Neste domingo, os cerca de 26 mil soldados da nova Força de Resposta da Otan (NRF) estarão prontos para entrar em ação em qualquer território de crise, com capacidade para se auto-abastecer por pelo menos 30 dias. Desta forma, afirma o general norte-americano James Jones, comandante da Força, a Otan se despede definitivamente das estratégias militares dos tempos de Guerra Fria e das tarefas exclusivamente de defesa do território de seus países-membros. "Isso é um dado novo para a aliança, pelo qual trabalhamos nos últimos quatro anos", diz Jones.

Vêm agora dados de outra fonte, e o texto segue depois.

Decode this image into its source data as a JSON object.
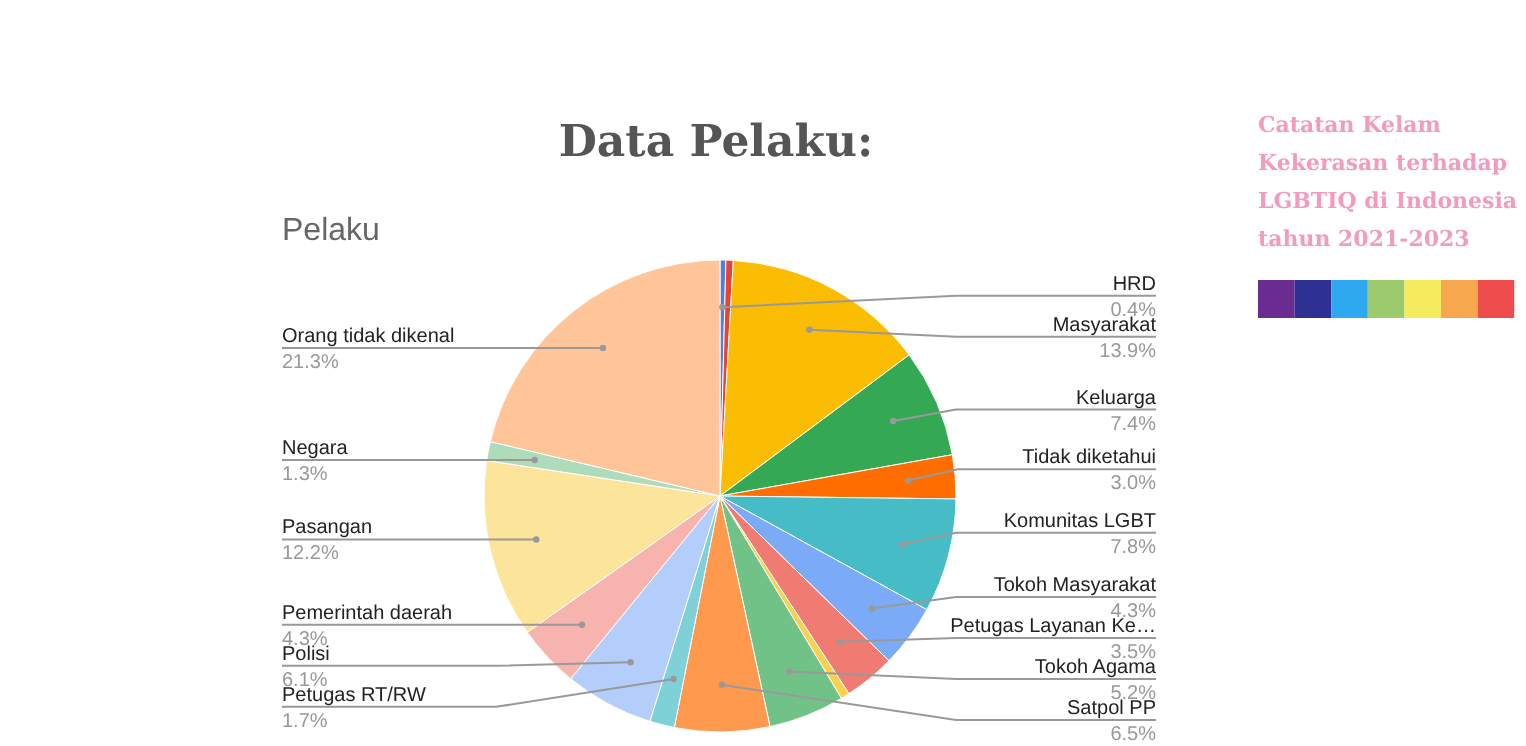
{
  "chart_data": {
    "type": "pie",
    "title": "Data Pelaku:",
    "subtitle": "Pelaku",
    "annotations": [
      "Catatan Kelam Kekerasan terhadap LGBTIQ di Indonesia tahun 2021-2023"
    ],
    "categories": [
      "HRD",
      null,
      "Masyarakat",
      "Keluarga",
      "Tidak diketahui",
      "Komunitas LGBT",
      "Tokoh Masyarakat",
      "Petugas Layanan Ke…",
      null,
      "Tokoh Agama",
      "Satpol PP",
      "Petugas RT/RW",
      "Polisi",
      "Pemerintah daerah",
      "Pasangan",
      "Negara",
      "Orang tidak dikenal"
    ],
    "values": [
      0.4,
      0.5,
      13.9,
      7.4,
      3.0,
      7.8,
      4.3,
      3.5,
      0.6,
      5.2,
      6.5,
      1.7,
      6.1,
      4.3,
      12.2,
      1.3,
      21.3
    ],
    "value_labels": [
      "0.4%",
      null,
      "13.9%",
      "7.4%",
      "3.0%",
      "7.8%",
      "4.3%",
      "3.5%",
      null,
      "5.2%",
      "6.5%",
      "1.7%",
      "6.1%",
      "4.3%",
      "12.2%",
      "1.3%",
      "21.3%"
    ],
    "colors": [
      "#4f7fe0",
      "#ea4335",
      "#fbbc04",
      "#34a853",
      "#ff6d01",
      "#46bdc6",
      "#7baaf7",
      "#f07b72",
      "#fcd04f",
      "#71c287",
      "#ff994d",
      "#7ed1d7",
      "#b3cefb",
      "#f7b4ae",
      "#fde49b",
      "#aedcba",
      "#ffc599"
    ]
  }
}
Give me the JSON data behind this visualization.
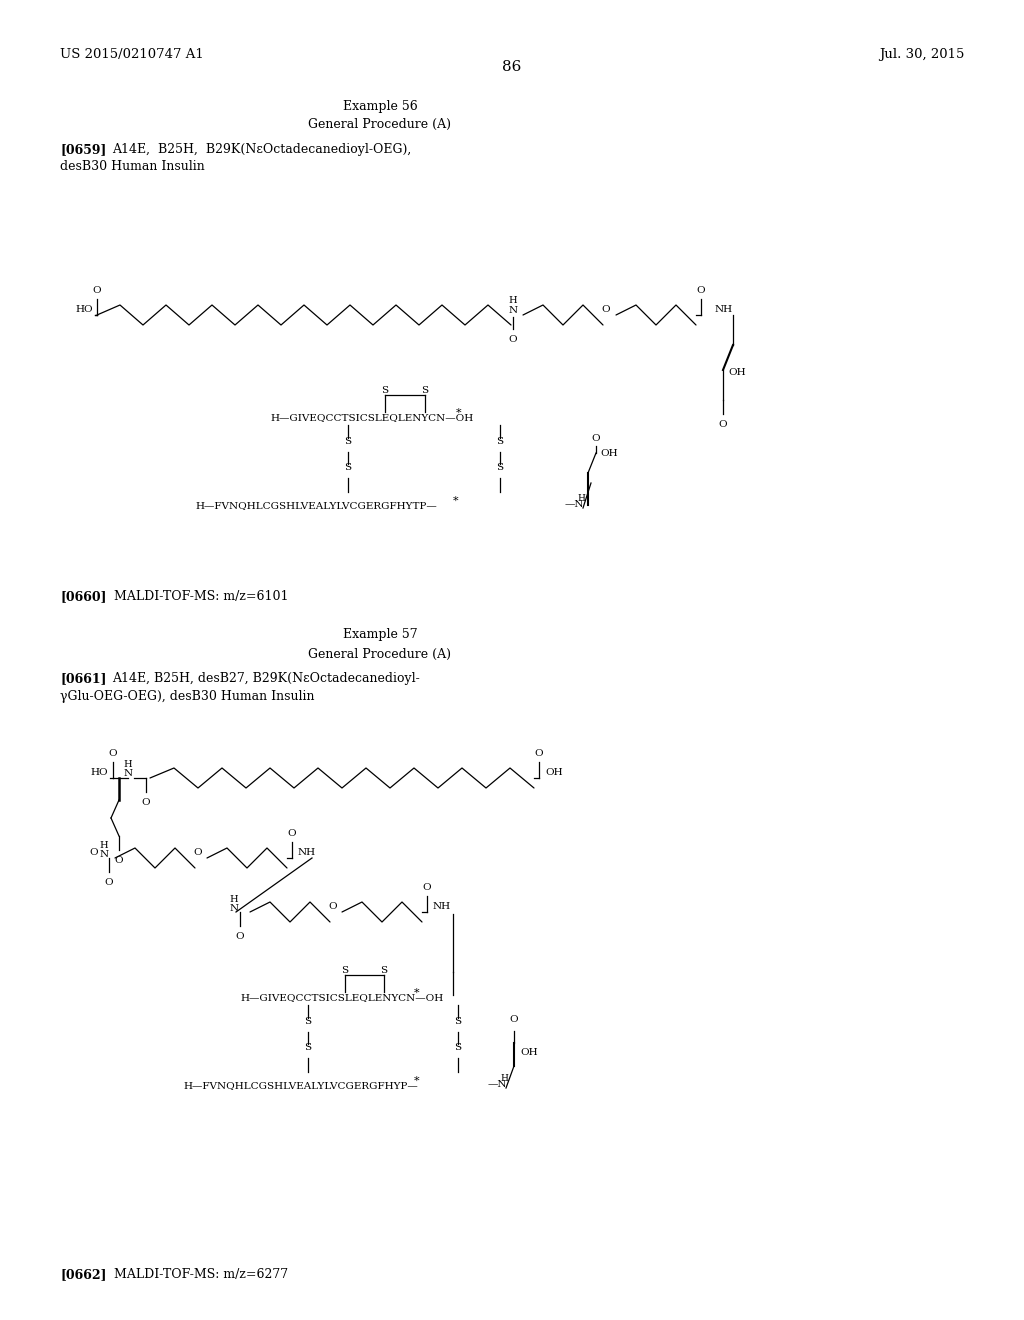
{
  "bg_color": "#ffffff",
  "header_left": "US 2015/0210747 A1",
  "header_right": "Jul. 30, 2015",
  "page_number": "86",
  "example56_title": "Example 56",
  "example56_proc": "General Procedure (A)",
  "example56_ref": "[0659]",
  "example56_desc_line1": "A14E,  B25H,  B29K(NεOctadecanedioyl-OEG),",
  "example56_desc_line2": "desB30 Human Insulin",
  "maldi1_ref": "[0660]",
  "maldi1_text": "MALDI-TOF-MS: m/z=6101",
  "example57_title": "Example 57",
  "example57_proc": "General Procedure (A)",
  "example57_ref": "[0661]",
  "example57_desc_line1": "A14E, B25H, desB27, B29K(NεOctadecanedioyl-",
  "example57_desc_line2": "γGlu-OEG-OEG), desB30 Human Insulin",
  "maldi2_ref": "[0662]",
  "maldi2_text": "MALDI-TOF-MS: m/z=6277",
  "chain_a": "H—GIVEQCCTSICSLEQLENYCN—OH",
  "chain_b": "H—FVNQHLCGSHLVEALYLVCGERGFHYTP—",
  "chain_a2": "H—GIVEQCCTSICSLEQLENYCN—OH",
  "chain_b2": "H—FVNQHLCGSHLVEALYLVCGERGFHYP—"
}
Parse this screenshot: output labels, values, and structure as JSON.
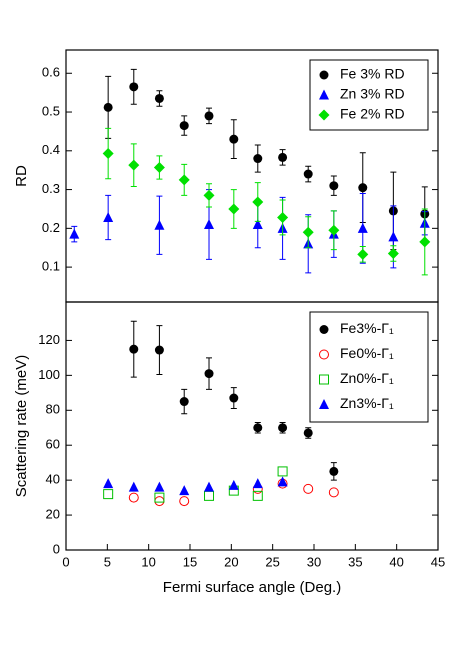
{
  "chart_data": [
    {
      "type": "scatter",
      "ylabel": "RD",
      "xlim": [
        0,
        45
      ],
      "ylim": [
        0.01,
        0.66
      ],
      "yticks": [
        0.1,
        0.2,
        0.3,
        0.4,
        0.5,
        0.6
      ],
      "legend": "upper right",
      "series": [
        {
          "name": "Fe 3% RD",
          "color": "#000000",
          "marker": "circle",
          "x": [
            5.1,
            8.2,
            11.3,
            14.3,
            17.3,
            20.3,
            23.2,
            26.2,
            29.3,
            32.4,
            35.9,
            39.6,
            43.4
          ],
          "values": [
            0.512,
            0.565,
            0.535,
            0.465,
            0.49,
            0.43,
            0.38,
            0.383,
            0.34,
            0.31,
            0.305,
            0.245,
            0.237
          ],
          "errors": [
            0.08,
            0.045,
            0.02,
            0.025,
            0.02,
            0.05,
            0.035,
            0.02,
            0.02,
            0.025,
            0.09,
            0.1,
            0.07
          ]
        },
        {
          "name": "Zn 3% RD",
          "color": "#0000ff",
          "marker": "triangle",
          "x": [
            1.0,
            5.1,
            11.3,
            17.3,
            23.2,
            26.2,
            29.3,
            32.4,
            35.9,
            39.6,
            43.4
          ],
          "values": [
            0.185,
            0.228,
            0.208,
            0.21,
            0.21,
            0.2,
            0.16,
            0.185,
            0.2,
            0.178,
            0.213
          ],
          "errors": [
            0.02,
            0.057,
            0.075,
            0.09,
            0.06,
            0.08,
            0.075,
            0.06,
            0.09,
            0.08,
            0.03
          ]
        },
        {
          "name": "Fe 2% RD",
          "color": "#00e000",
          "marker": "diamond",
          "x": [
            5.1,
            8.2,
            11.3,
            14.3,
            17.3,
            20.3,
            23.2,
            26.2,
            29.3,
            32.4,
            35.9,
            39.6,
            43.4
          ],
          "values": [
            0.393,
            0.363,
            0.357,
            0.325,
            0.285,
            0.25,
            0.268,
            0.228,
            0.19,
            0.195,
            0.133,
            0.135,
            0.165
          ],
          "errors": [
            0.065,
            0.055,
            0.03,
            0.04,
            0.03,
            0.05,
            0.05,
            0.045,
            0.04,
            0.05,
            0.02,
            0.02,
            0.085
          ]
        }
      ]
    },
    {
      "type": "scatter",
      "xlabel": "Fermi surface angle (Deg.)",
      "ylabel": "Scattering rate (meV)",
      "xlim": [
        0,
        45
      ],
      "ylim": [
        0,
        142
      ],
      "xticks": [
        0,
        5,
        10,
        15,
        20,
        25,
        30,
        35,
        40,
        45
      ],
      "yticks": [
        0,
        20,
        40,
        60,
        80,
        100,
        120
      ],
      "legend": "upper right",
      "series": [
        {
          "name": "Fe3%-Γ₁",
          "color": "#000000",
          "marker": "circle",
          "x": [
            8.2,
            11.3,
            14.3,
            17.3,
            20.3,
            23.2,
            26.2,
            29.3,
            32.4
          ],
          "values": [
            115,
            114.5,
            85,
            101,
            87,
            70,
            70,
            67,
            45
          ],
          "errors": [
            16,
            14,
            7,
            9,
            6,
            3,
            3,
            3,
            5
          ]
        },
        {
          "name": "Fe0%-Γ₁",
          "color": "#ff0000",
          "marker": "open-circle",
          "x": [
            8.2,
            11.3,
            14.3,
            23.2,
            26.2,
            29.3,
            32.4
          ],
          "values": [
            30,
            28,
            28,
            35,
            38,
            35,
            33
          ]
        },
        {
          "name": "Zn0%-Γ₁",
          "color": "#00c000",
          "marker": "open-square",
          "x": [
            5.1,
            11.3,
            17.3,
            20.3,
            23.2,
            26.2
          ],
          "values": [
            32,
            30,
            31,
            34,
            31,
            45
          ]
        },
        {
          "name": "Zn3%-Γ₁",
          "color": "#0000ff",
          "marker": "triangle",
          "x": [
            5.1,
            8.2,
            11.3,
            14.3,
            17.3,
            20.3,
            23.2,
            26.2
          ],
          "values": [
            38,
            36,
            36,
            34,
            36,
            37,
            38,
            39
          ]
        }
      ]
    }
  ]
}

Os países-membros da Otan são responsáveis, em sistema rotativo, por disponibilizar suas tropas para entrar em ação onde for necessário. Em princípio, estas tropas ficam estacionadas em seus países de origem, a postos para serem enviadas, caso seja necessário. Os soldados permanecem disponíveis por pelo menos seis meses. Antes deste período, passam por meio ano de treinos em companhia de tropas de outros países.

Grande contingente de soldados alemães

Gerhard Back

Gerhard Back, comandante da NRF

No momento, as Forças Armadas alemãs, sob o comando de Gerhard W. Back, disponibilizam o maior contingente de soldados para a NRF. "Nem todos os 26 mil soldados da nova tropa serão recrutados ao mesmo tempo", explica Back. Ao invés disso, eles estão divididos em várias unidades, cada uma com capacidades distintas, como transporte aéreo, desativamento de minas ou combate em terra. Isso faz com que os comandantes, dependendo da necessidade, possam acionar uma outra unidade da tropa.

"Pois não sabemos qual será a próxima missão da NRF, onde estará a próxima região em crise ou para onde seremos enviados. Mas, se isso acontecer, posso colocar em ação o contingente adequado", diz Back.

As missões da Força de Resposta serão definidas pela Otan dependendo de cada situação. Ou seja, as tropas da aliança militar não devem permanecer em regiões de crise a longo prazo, como os "capacetes azuis" da ONU, por exemplo, mas, quando muito, preparar o terreno para a ação de forças internacionais de paz.

Afeganistão e Líbano?

O financiamento das novas tropas ainda é um ponto polêmico dentro da Otan. Países menores e economicamente menos representativos dentro da aliança defendem um sistema, segundo o qual todos os membros dão a contribuição que podem para financiar as missões das tropas. De um fundo comum seriam então tirados os recursos necessários para as missões.

Já países como a Alemanha defendem a perpetuação do atual sistema de financiamento da aliança, segundo o qual cada país arca com as despesas de seus próprios soldados, quando estes são recrutados para agir em nome da Otan. O secretário-geral Jaap Hoop de Scheffer vê a discussão com otimismo: "Chegamos a um ponto, a partir do qual vamos encontrar um equilíbrio sobre o quanto cada país deverá pagar e o que deve sair do orçamento geral da Otan".

Em seus tempos de preparação, a NRF só foi enviada para auxiliar vítimas de um terremoto no Paquistão e do furacão em Nova Orleans, nos EUA. Críticos da criação da Força de Resposta Rápida temem que, uma vez a postos para agir em qualquer região, a Otan queira ampliar o leque de ação das tropas.

Um envio da NRF ao Líbano ou ao Afeganistão, porém, foi, pelo menos até agora, revidado pelos 26 países-membros da aliança. No caso da Alemanha, antes que os soldados do país sigam para qualquer região, o envio tem que ser aprovado pelo Parlamento. Para muita discussão, no entanto, não sobra tempo. Pois as regras ditam que, uma vez recrutados, os soldados da NRF têm que seguir dentro de cinco dias para o destino em questão.